Родился 6 мая 1880 года в Ашаффенбурге в семье инженера-химика Эрнста Кирхнера. В 1901 году окончил гимназию в Хемнице и поступил на факультет архитектуры Высшей технической школы в Дрездене. Здесь он познакомился с Фрицем Блейлем, разделявшим его интерес к живописи[1]. В 1903-04 гг. Кирхнер учился в Высшей технической школе в Мюнхене, а также посещал Учебно-экспериментальную мастерскую свободного и прикладного искусства фон Дебшица и Обриста. В 1905 году он вернулся в Дрезден, где получил диплом архитектора.

В 1905 году четыре студента архитектурного факультета Высшей технической школы в Дрездене — Эрнст Людвиг Кирхнер, Фриц Блейль, Эрих Хеккель и Карл Шмидт-Ротлуф — образуют группу «Мост» (Die Brücke), с которой началось становление немецкого экспрессионизма. 7 июня считается днём основания группы. Позднее к ней присоединились Василий Кандинский, Август Маке, Алексей фон Явленский. Название было предложено Хеккелем; идеологом группы стал Кирхнер. Он сформулировал общую концепцию нового творческого союза: основополагающим принципом его эстетики стало отрицание материалистического мировоззрения, реализма, импрессионизма и стиля модерн[2].

В 1906 году Кирхнер пишет программу группы. Летом 1907 года вместе с Максом Пехштейном едет в Гоппельн возле Дрездена, где много рисует. В 1908 году работает на острове Фемарн. В 1909—1911 годах ездит рисовать на Морицбургские пруды. В конце 1906 г. появляются первые портреты кисти Кирхнера, на которых изображена его подруга жизни Додо (Дорис Гроссе). В этот период он также открывает для себя новую тему — жизнь варьете и цирков — которую будет разрабатывать в последующие несколько лет[1].

В 1910—1911 годах состоит в группе художников «Новый сецессион[de]». В октябре 1911 года переезжает в Берлин и знакомится с Эрной Шиллинг, впоследствии ставшей гражданской женой Кирхнера. Тогда же основывает с Максом Пехштейном институт «Современного преподавания живописи» («МИУМ»)[1]. В его живописи появляются новые темы: жизнь большого города, его улицы и архитектура, человеческие типы, характерные для столицы[3].

В 1913 написанная Кирхнером «Хроника художественной группы „Мост“» приводит к распаду группы. В «Хронике», по мнению товарищей Кирхнера по объединению, он излишне подчёркивал собственную роль в создании «Моста»; в итоге между художниками возникла ссора, повлёкшая за собой уход Кирхнера из группы.

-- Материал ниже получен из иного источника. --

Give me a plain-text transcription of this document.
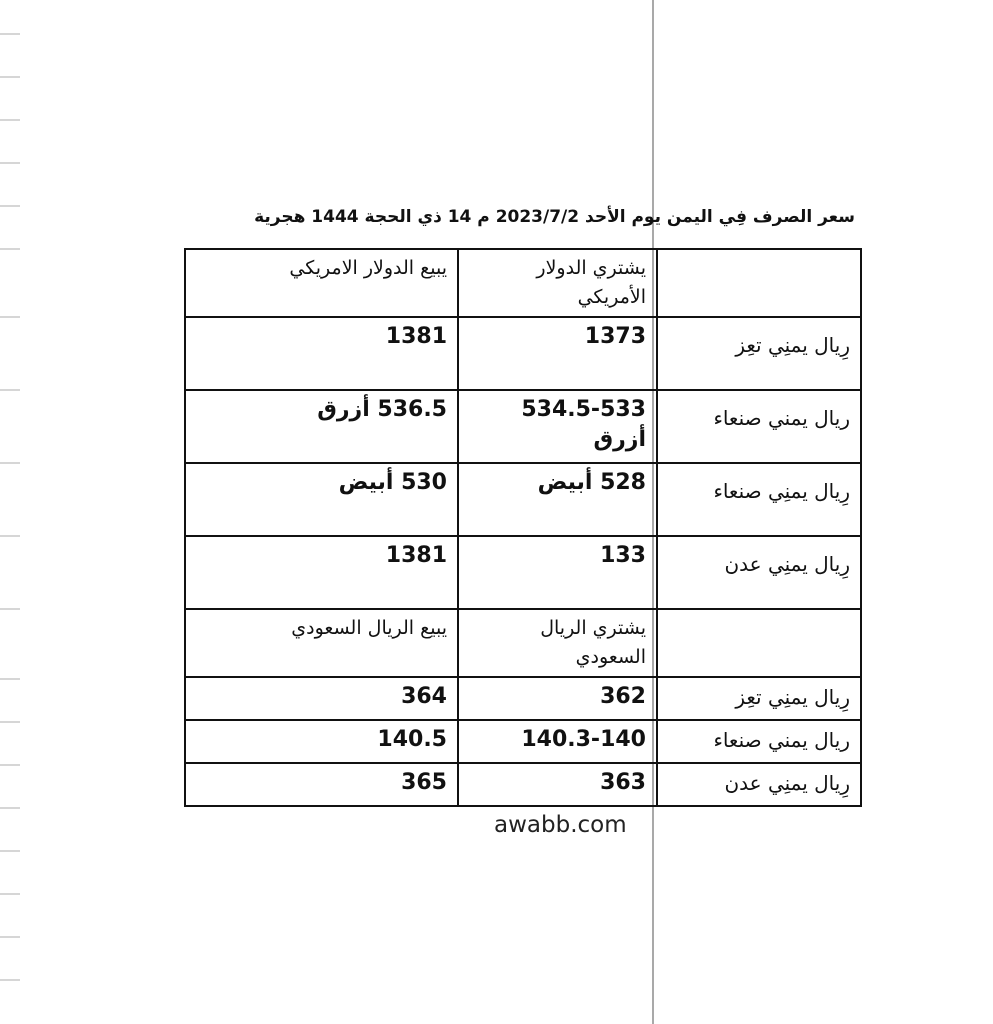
سعر الصرف فِي اليمن يوم الأحد 2023/7/2 م 14 ذي الحجة 1444 هجرية
	يشتري الدولار الأمريكي	يبيع الدولار الامريكي
رِيال يمنِي تعِز	1373	1381
ريال يمني صنعاء	534.5-533 أزرق	536.5 أزرق
رِيال يمنِي صنعاء	528 أبيض	530 أبيض
رِيال يمنِي عدن	133	1381
	يشتري الريال السعودي	يبيع الريال السعودي
رِيال يمنِي تعِز	362	364
ريال يمني صنعاء	140.3-140	140.5
رِيال يمنِي عدن	363	365
awabb.com
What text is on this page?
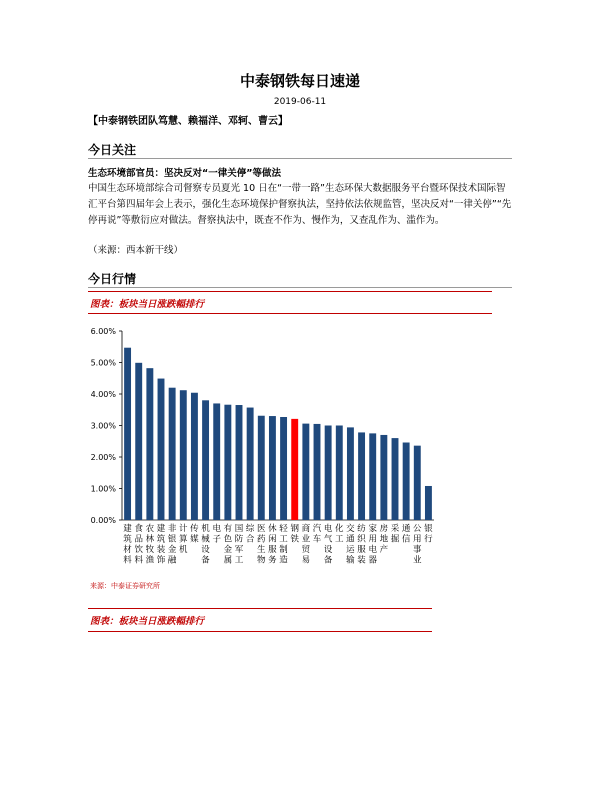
中泰钢铁每日速递
2019-06-11
【中泰钢铁团队笃慧、赖福洋、邓轲、曹云】
今日关注
生态环境部官员：坚决反对“一律关停”等做法
中国生态环境部综合司督察专员夏光 10 日在“一带一路”生态环保大数据服务平台暨环保技术国际智汇平台第四届年会上表示，强化生态环境保护督察执法，坚持依法依规监管，坚决反对“一律关停”“先停再说”等敷衍应对做法。督察执法中，既查不作为、慢作为，又查乱作为、滥作为。
（来源：西本新干线）
今日行情
图表：板块当日涨跌幅排行
0.00%
1.00%
2.00%
3.00%
4.00%
5.00%
6.00%
建筑材料
食品饮料
农林牧渔
建筑装饰
非银金融
计算机
传媒
机械设备
电子
有色金属
国防军工
综合
医药生物
休闲服务
轻工制造
钢铁
商业贸易
汽车
电气设备
化工
交通运输
纺织服装
家用电器
房地产
采掘
通信
公用事业
银行
来源：中泰证券研究所
图表：板块当日涨跌幅排行
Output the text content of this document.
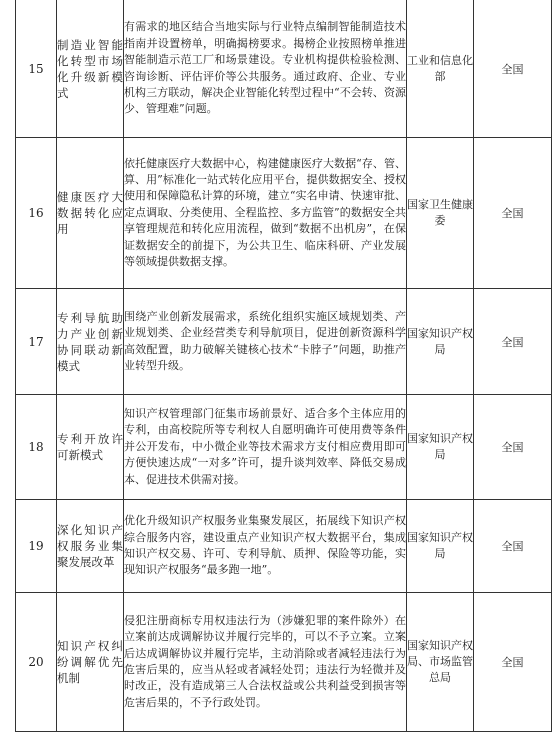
15	制造业智能化转型市场化升级新模式	有需求的地区结合当地实际与行业特点编制智能制造技术指南并设置榜单，明确揭榜要求。揭榜企业按照榜单推进智能制造示范工厂和场景建设。专业机构提供检验检测、咨询诊断、评估评价等公共服务。通过政府、企业、专业机构三方联动，解决企业智能化转型过程中“不会转、资源少、管理难”问题。	工业和信息化部	全国
16	健康医疗大数据转化应用	依托健康医疗大数据中心，构建健康医疗大数据“存、管、算、用”标准化一站式转化应用平台，提供数据安全、授权使用和保障隐私计算的环境，建立“实名申请、快速审批、定点调取、分类使用、全程监控、多方监管”的数据安全共享管理规范和转化应用流程，做到“数据不出机房”，在保证数据安全的前提下，为公共卫生、临床科研、产业发展等领域提供数据支撑。	国家卫生健康委	全国
17	专利导航助力产业创新协同联动新模式	围绕产业创新发展需求，系统化组织实施区域规划类、产业规划类、企业经营类专利导航项目，促进创新资源科学高效配置，助力破解关键核心技术“卡脖子”问题，助推产业转型升级。	国家知识产权局	全国
18	专利开放许可新模式	知识产权管理部门征集市场前景好、适合多个主体应用的专利，由高校院所等专利权人自愿明确许可使用费等条件并公开发布，中小微企业等技术需求方支付相应费用即可方便快速达成“一对多”许可，提升谈判效率、降低交易成本、促进技术供需对接。	国家知识产权局	全国
19	深化知识产权服务业集聚发展改革	优化升级知识产权服务业集聚发展区，拓展线下知识产权综合服务内容，建设重点产业知识产权大数据平台，集成知识产权交易、许可、专利导航、质押、保险等功能，实现知识产权服务“最多跑一地”。	国家知识产权局	全国
20	知识产权纠纷调解优先机制	侵犯注册商标专用权违法行为（涉嫌犯罪的案件除外）在立案前达成调解协议并履行完毕的，可以不予立案。立案后达成调解协议并履行完毕，主动消除或者减轻违法行为危害后果的，应当从轻或者减轻处罚；违法行为轻微并及时改正，没有造成第三人合法权益或公共利益受到损害等危害后果的，不予行政处罚。	国家知识产权局、市场监管总局	全国
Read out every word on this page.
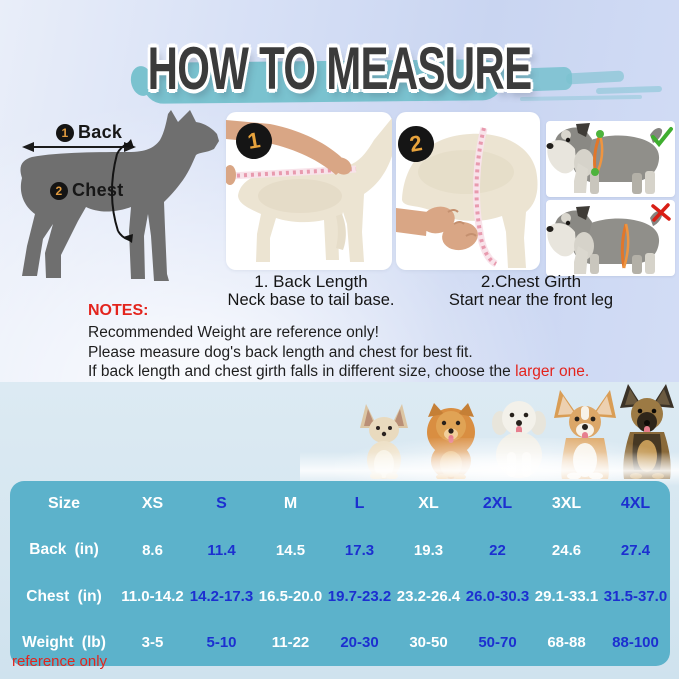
HOW TO MEASURE
1 Back
2 Chest
1	2
1. Back Length
Neck base to tail base.
2.Chest Girth
Start near the front leg
NOTES:
Recommended Weight are reference only!
Please measure dog's back length and chest for best fit.
If back length and chest girth falls in different size, choose the larger one.
Size	XS	S	M	L	XL	2XL	3XL	4XL
Back (in)	8.6	11.4	14.5	17.3	19.3	22	24.6	27.4
Chest (in)	11.0-14.2 14.2-17.3 16.5-20.0 19.7-23.2 23.2-26.4 26.0-30.3 29.1-33.1 31.5-37.0
Weight (lb)	3-5	5-10	11-22	20-30	30-50	50-70	68-88	88-100
reference only
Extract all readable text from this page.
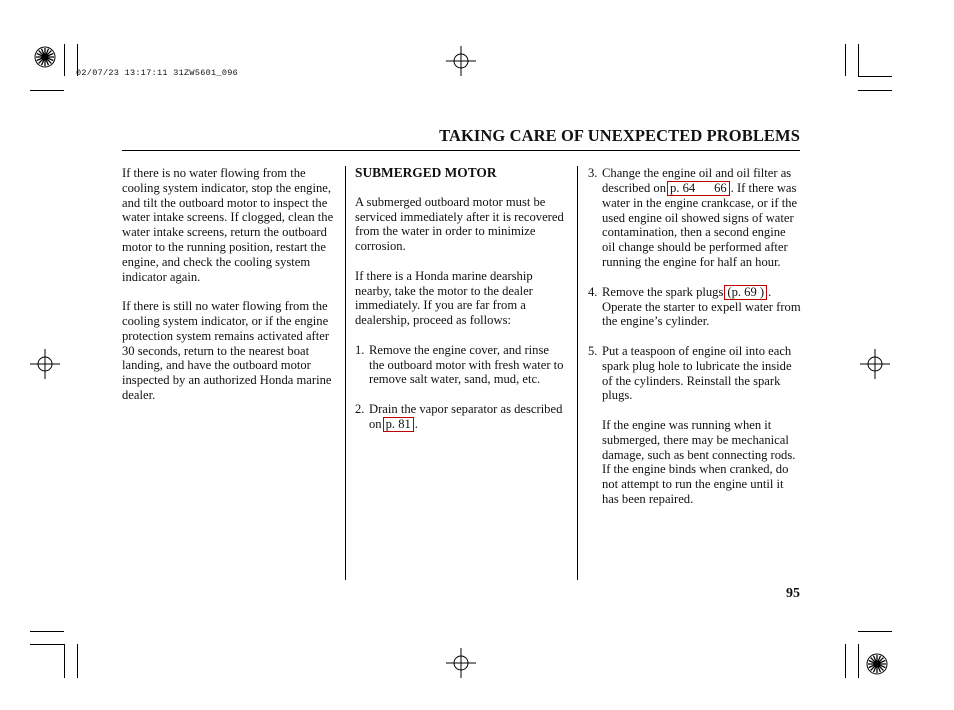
02/07/23 13:17:11 31ZW5601_096
TAKING CARE OF UNEXPECTED PROBLEMS

If there is no water flowing from the cooling system indicator, stop the engine, and tilt the outboard motor to inspect the water intake screens. If clogged, clean the water intake screens, return the outboard motor to the running position, restart the engine, and check the cooling system indicator again.

If there is still no water flowing from the cooling system indicator, or if the engine protection system remains activated after 30 seconds, return to the nearest boat landing, and have the outboard motor inspected by an authorized Honda marine dealer.

SUBMERGED MOTOR

A submerged outboard motor must be serviced immediately after it is recovered from the water in order to minimize corrosion.

If there is a Honda marine dearship nearby, take the motor to the dealer immediately. If you are far from a dealership, proceed as follows:

1. Remove the engine cover, and rinse the outboard motor with fresh water to remove salt water, sand, mud, etc.
2. Drain the vapor separator as described on p. 81 .
3. Change the engine oil and oil filter as described on p. 64      66 . If there was water in the engine crankcase, or if the used engine oil showed signs of water contamination, then a second engine oil change should be performed after running the engine for half an hour.
4. Remove the spark plugs (p. 69 ) . Operate the starter to expell water from the engine’s cylinder.
5. Put a teaspoon of engine oil into each spark plug hole to lubricate the inside of the cylinders. Reinstall the spark plugs.

If the engine was running when it submerged, there may be mechanical damage, such as bent connecting rods. If the engine binds when cranked, do not attempt to run the engine until it has been repaired.

95
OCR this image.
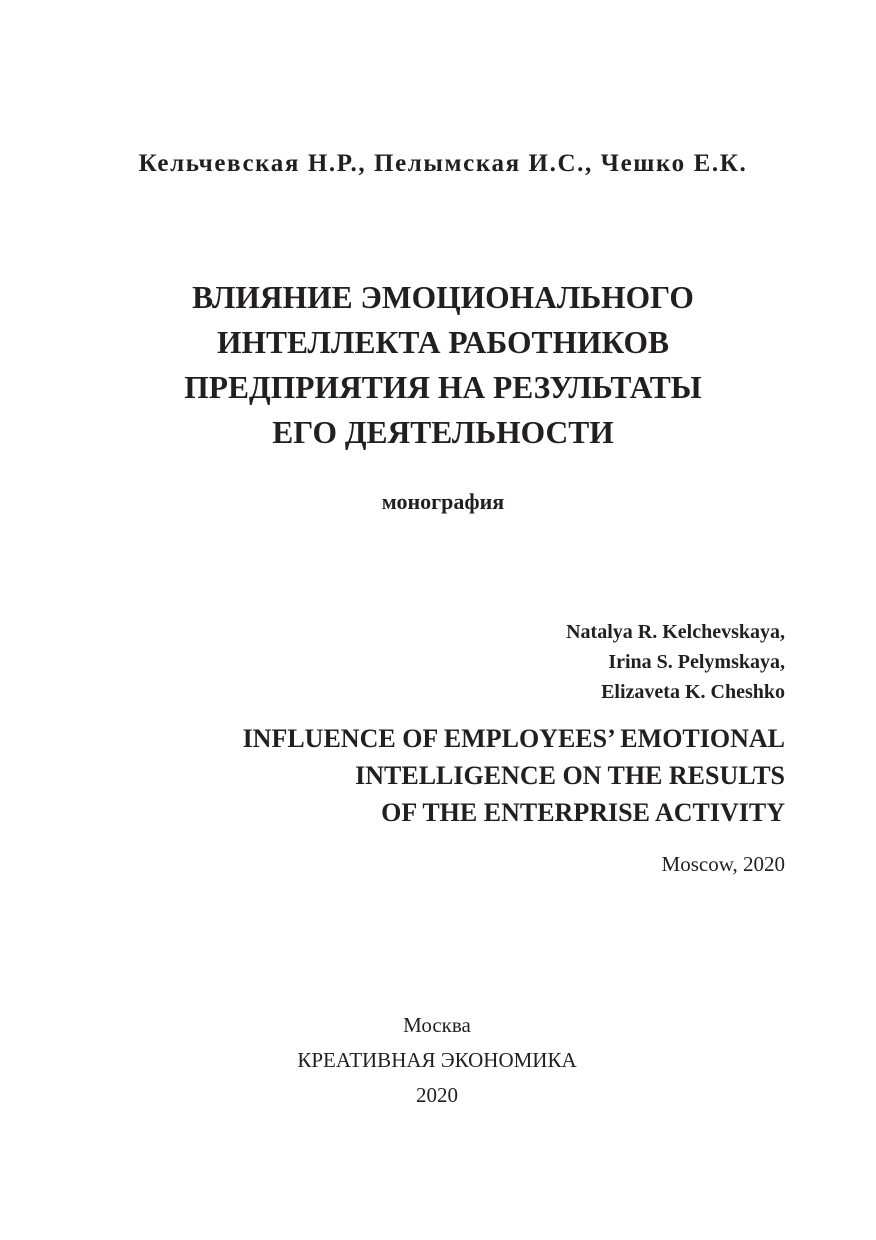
Кельчевская Н.Р., Пелымская И.С., Чешко Е.К.
ВЛИЯНИЕ ЭМОЦИОНАЛЬНОГО
ИНТЕЛЛЕКТА РАБОТНИКОВ
ПРЕДПРИЯТИЯ НА РЕЗУЛЬТАТЫ
ЕГО ДЕЯТЕЛЬНОСТИ
монография
Natalya R. Kelchevskaya,
Irina S. Pelymskaya,
Elizaveta K. Cheshko
INFLUENCE OF EMPLOYEES’ EMOTIONAL
INTELLIGENCE ON THE RESULTS
OF THE ENTERPRISE ACTIVITY
Moscow, 2020
Москва
КРЕАТИВНАЯ ЭКОНОМИКА
2020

В 1914 году Кирхнер участвует в художественной выставке в Кёльне. С началом Первой мировой войны он уходит добровольцем на фронт, но уже через два месяца его временно отстраняют от службы и помещают на лечение в психиатрическую больницу. Война казалась художнику «кровавым карнавалом», и он пытался справиться с приступами паники с помощью алкоголя и морфина[4]. В 1915 был комиссован из армии из-за болезни лёгких и направлен на лечение в санаторий в Кёнигштейне. В 1917 переезжает на жительство и лечение в Швейцарию и живёт в Штафельальпе близ Давоса; затем, до октября 1918 года, проходит лечение в санатории в Кройцлингене. С 1918 г. поселяется в местечке Фрауэнкирхе под Давосом и пишет альпийские пейзажи в экспрессионистском стиле[4].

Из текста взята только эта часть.